Location
- Rangpur Division Ranirbandar, Chirirbandar Upazila, Dinajpur 5240 Bangladesh 25°46′19″N 88°47′43″E﻿ / ﻿25.771942°N 88.795225°E

Information
- Type: Non-government
- Motto: জ্ঞানই শক্তি (Knowledge is Power)
- Established: 1993; 33 years ago
- Founder: SRS Foundation
- School board: Board of Intermediate and Secondary Education, Dinajpur
- Chairman: Md.
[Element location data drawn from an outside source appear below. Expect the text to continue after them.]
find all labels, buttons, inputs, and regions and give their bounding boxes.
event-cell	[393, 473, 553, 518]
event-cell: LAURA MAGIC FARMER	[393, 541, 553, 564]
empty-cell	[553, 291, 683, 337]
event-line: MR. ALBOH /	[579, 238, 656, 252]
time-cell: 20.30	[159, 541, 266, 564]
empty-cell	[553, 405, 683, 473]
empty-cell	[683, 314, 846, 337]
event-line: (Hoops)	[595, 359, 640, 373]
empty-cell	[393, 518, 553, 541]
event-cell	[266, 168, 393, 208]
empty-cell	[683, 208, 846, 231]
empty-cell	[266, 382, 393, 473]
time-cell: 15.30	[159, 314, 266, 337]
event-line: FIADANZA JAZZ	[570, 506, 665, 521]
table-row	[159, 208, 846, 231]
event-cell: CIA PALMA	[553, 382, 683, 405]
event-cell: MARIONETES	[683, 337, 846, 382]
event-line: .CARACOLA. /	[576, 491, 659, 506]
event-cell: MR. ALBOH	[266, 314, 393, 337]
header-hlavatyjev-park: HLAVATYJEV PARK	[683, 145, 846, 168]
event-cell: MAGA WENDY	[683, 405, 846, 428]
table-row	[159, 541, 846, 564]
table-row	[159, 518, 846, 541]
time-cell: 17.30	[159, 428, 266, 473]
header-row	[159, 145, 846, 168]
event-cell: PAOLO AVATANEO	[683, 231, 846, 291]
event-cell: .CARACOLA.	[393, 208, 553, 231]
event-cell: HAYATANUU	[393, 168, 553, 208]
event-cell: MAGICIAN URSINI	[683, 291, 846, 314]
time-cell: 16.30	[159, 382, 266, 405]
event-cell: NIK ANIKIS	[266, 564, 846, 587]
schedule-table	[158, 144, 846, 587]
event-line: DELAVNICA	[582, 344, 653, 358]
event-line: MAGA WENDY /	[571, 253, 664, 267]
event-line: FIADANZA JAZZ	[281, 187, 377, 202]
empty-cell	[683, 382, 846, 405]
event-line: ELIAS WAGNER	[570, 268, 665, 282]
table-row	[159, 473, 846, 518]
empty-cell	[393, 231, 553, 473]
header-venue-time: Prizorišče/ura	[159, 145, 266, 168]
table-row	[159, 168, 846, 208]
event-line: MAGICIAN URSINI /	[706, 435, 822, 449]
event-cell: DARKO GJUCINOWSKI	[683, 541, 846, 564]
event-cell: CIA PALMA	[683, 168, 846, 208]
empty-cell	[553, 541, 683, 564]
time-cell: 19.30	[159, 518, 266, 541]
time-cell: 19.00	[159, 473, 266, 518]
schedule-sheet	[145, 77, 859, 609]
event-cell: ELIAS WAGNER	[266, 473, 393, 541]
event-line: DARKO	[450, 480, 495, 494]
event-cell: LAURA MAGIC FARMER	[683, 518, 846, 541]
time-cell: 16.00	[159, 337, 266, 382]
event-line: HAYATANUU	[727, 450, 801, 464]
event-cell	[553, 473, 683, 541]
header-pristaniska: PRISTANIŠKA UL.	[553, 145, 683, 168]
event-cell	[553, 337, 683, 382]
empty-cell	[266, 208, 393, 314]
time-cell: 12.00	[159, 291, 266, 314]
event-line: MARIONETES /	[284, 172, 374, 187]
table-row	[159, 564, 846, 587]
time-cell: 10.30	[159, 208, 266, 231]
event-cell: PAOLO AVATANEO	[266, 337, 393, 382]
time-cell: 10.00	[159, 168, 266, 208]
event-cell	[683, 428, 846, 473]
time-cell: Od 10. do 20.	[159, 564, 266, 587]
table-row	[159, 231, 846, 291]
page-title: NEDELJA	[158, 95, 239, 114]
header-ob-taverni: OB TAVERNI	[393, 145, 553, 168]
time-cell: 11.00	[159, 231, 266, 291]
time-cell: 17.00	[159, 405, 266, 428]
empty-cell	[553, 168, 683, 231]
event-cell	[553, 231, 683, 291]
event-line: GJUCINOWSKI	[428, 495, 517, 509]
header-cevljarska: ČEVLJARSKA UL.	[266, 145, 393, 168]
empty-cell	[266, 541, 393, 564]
Humayun Kabir Mannan Shah
- Principal: Md. Anisur Rahman
- Teaching staff: 40+
- Grades: SSC, HSC
- Gender: Male, Female
- Enrollment: 2000+
- EIIN: 134338
- School Code: 1250
- College Code: 7258
- Website: sunlightschool.edu.bd

= Sunlight School and College =

Sunlight School and College is a private educational institution located in Ranirbandar, Chirirbandar Upazila, Dinajpur District, Rangpur Division, Bangladesh.

It was established in 1993 by the SRS Foundation and is one of the leading private educational institutions in North Bengal.

The institution is maintaining the quality of education by regularly conducting its educational programs and recruiting teachers and staff.